Sicherheit und Protokolle
Technisch erklärt, was Ihren Datenverkehr und Ihre Kontodaten schützt — ohne Marketingfloskeln, mit einer ehrlichen Einschätzung der Grenzen dessen, was wir garantieren können.
Verbindungsprotokoll
HamikVPN läuft auf AmneziaWG — einem Fork von WireGuard mit Verschleierung auf Transportebene. Der kryptografische Kern bleibt unverändert: Schlüsselaustausch über die elliptische Kurve Curve25519, Datenverschlüsselung mit ChaCha20 in Kombination mit dem Authentifizierungscode Poly1305, Hashing mit BLAKE2s — derselbe Algorithmensatz wie im originalen WireGuard, der eine unabhängige kryptografische Prüfung durchlaufen hat. Die Verschleierung (zufällige Junk-Pakete und Header) verändert nur, wie der Datenverkehr von außen aussieht, nicht, wie er im Inneren geschützt ist.
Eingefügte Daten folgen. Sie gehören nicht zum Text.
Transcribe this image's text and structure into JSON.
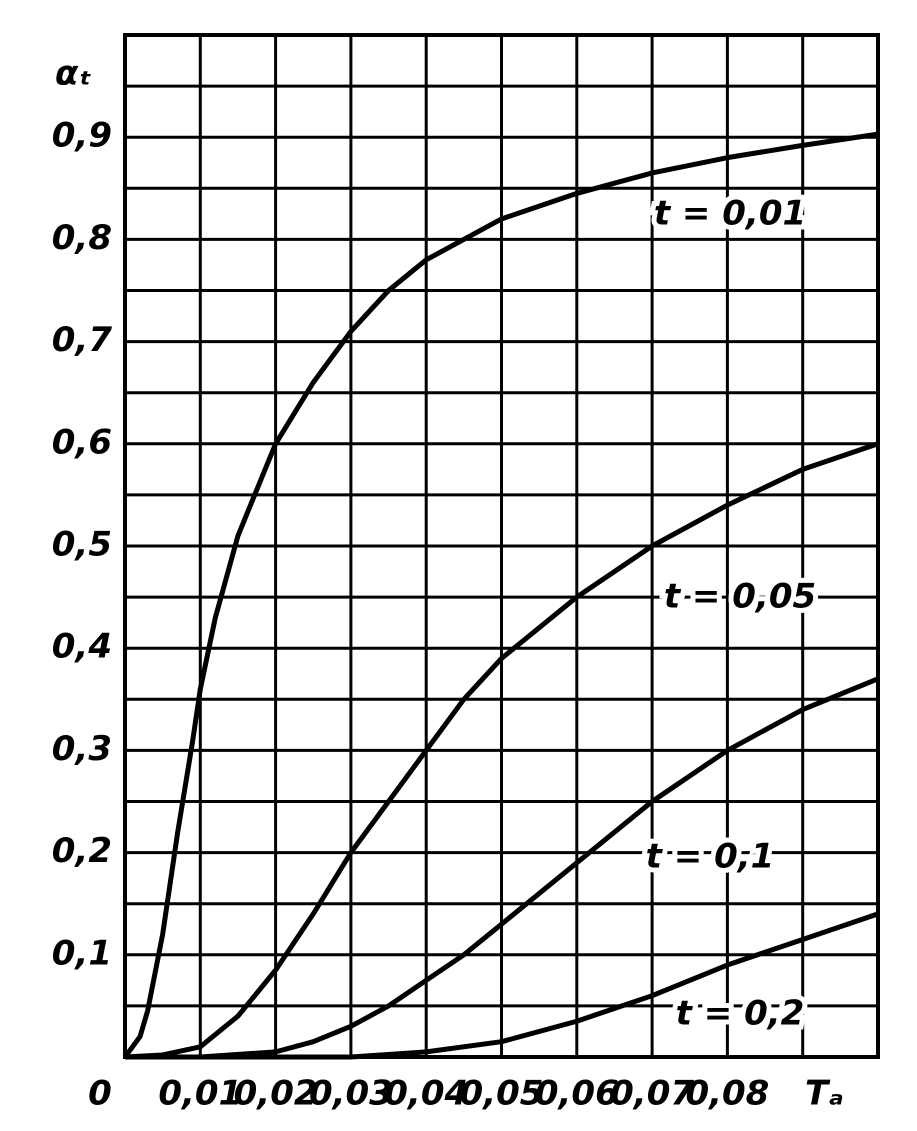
{
  "chart_data": {
    "type": "line",
    "xlabel": "Tₐ",
    "ylabel": "αₜ",
    "xlim": [
      0,
      0.1
    ],
    "ylim": [
      0,
      1.0
    ],
    "xticks": [
      {
        "value": 0,
        "label": "0"
      },
      {
        "value": 0.01,
        "label": "0,01"
      },
      {
        "value": 0.02,
        "label": "0,02"
      },
      {
        "value": 0.03,
        "label": "0,03"
      },
      {
        "value": 0.04,
        "label": "0,04"
      },
      {
        "value": 0.05,
        "label": "0,05"
      },
      {
        "value": 0.06,
        "label": "0,06"
      },
      {
        "value": 0.07,
        "label": "0,07"
      },
      {
        "value": 0.08,
        "label": "0,08"
      }
    ],
    "minor_xticks": [
      0.09
    ],
    "yticks": [
      {
        "value": 0.1,
        "label": "0,1"
      },
      {
        "value": 0.2,
        "label": "0,2"
      },
      {
        "value": 0.3,
        "label": "0,3"
      },
      {
        "value": 0.4,
        "label": "0,4"
      },
      {
        "value": 0.5,
        "label": "0,5"
      },
      {
        "value": 0.6,
        "label": "0,6"
      },
      {
        "value": 0.7,
        "label": "0,7"
      },
      {
        "value": 0.8,
        "label": "0,8"
      },
      {
        "value": 0.9,
        "label": "0,9"
      }
    ],
    "minor_yticks": [
      0.05,
      0.15,
      0.25,
      0.35,
      0.45,
      0.55,
      0.65,
      0.75,
      0.85,
      0.95
    ],
    "grid": true,
    "series": [
      {
        "name": "t = 0,01",
        "color": "#000000",
        "x": [
          0,
          0.002,
          0.003,
          0.005,
          0.007,
          0.009,
          0.01,
          0.012,
          0.015,
          0.02,
          0.025,
          0.03,
          0.035,
          0.04,
          0.05,
          0.06,
          0.07,
          0.08,
          0.09,
          0.1
        ],
        "values": [
          0,
          0.02,
          0.045,
          0.12,
          0.22,
          0.31,
          0.36,
          0.43,
          0.51,
          0.6,
          0.66,
          0.71,
          0.75,
          0.78,
          0.82,
          0.845,
          0.865,
          0.88,
          0.892,
          0.903
        ]
      },
      {
        "name": "t = 0,05",
        "color": "#000000",
        "x": [
          0,
          0.005,
          0.01,
          0.015,
          0.02,
          0.025,
          0.03,
          0.035,
          0.04,
          0.045,
          0.05,
          0.06,
          0.07,
          0.08,
          0.09,
          0.1
        ],
        "values": [
          0,
          0.002,
          0.01,
          0.04,
          0.085,
          0.14,
          0.2,
          0.25,
          0.3,
          0.35,
          0.39,
          0.45,
          0.5,
          0.54,
          0.575,
          0.6
        ]
      },
      {
        "name": "t = 0,1",
        "color": "#000000",
        "x": [
          0,
          0.01,
          0.02,
          0.025,
          0.03,
          0.035,
          0.04,
          0.045,
          0.05,
          0.06,
          0.07,
          0.08,
          0.09,
          0.1
        ],
        "values": [
          0,
          0,
          0.005,
          0.015,
          0.03,
          0.05,
          0.075,
          0.1,
          0.13,
          0.19,
          0.25,
          0.3,
          0.34,
          0.37
        ]
      },
      {
        "name": "t = 0,2",
        "color": "#000000",
        "x": [
          0,
          0.03,
          0.04,
          0.05,
          0.06,
          0.07,
          0.08,
          0.09,
          0.1
        ],
        "values": [
          0,
          0,
          0.005,
          0.015,
          0.035,
          0.06,
          0.09,
          0.115,
          0.14
        ]
      }
    ]
  }
}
Was wir nicht protokollieren
Wir führen kein Protokoll Ihrer Internetaktivität: Wir speichern weder den Verlauf besuchter Seiten noch DNS-Anfragen oder den Inhalt des Datenverkehrs, der durch den Tunnel läuft. Für den Betrieb des Dienstes wird ein minimaler Satz technischer Verbindungsmetadaten verarbeitet — eine detaillierte und genaue Liste finden Sie in der Datenschutzerklärung; das ist keine Marketingformulierung, sondern die Aufzählung dessen, was tatsächlich in der Datenbank gespeichert wird.
Speicherung des Kontopassworts
Das Passwort für Ihr Konto wird ausschließlich als kryptografischer Hash gespeichert — im Klartext sehen oder speichern wir es nicht, auch nicht vorübergehend. Bei der Anmeldung über Telegram wird gar kein Passwort verwendet.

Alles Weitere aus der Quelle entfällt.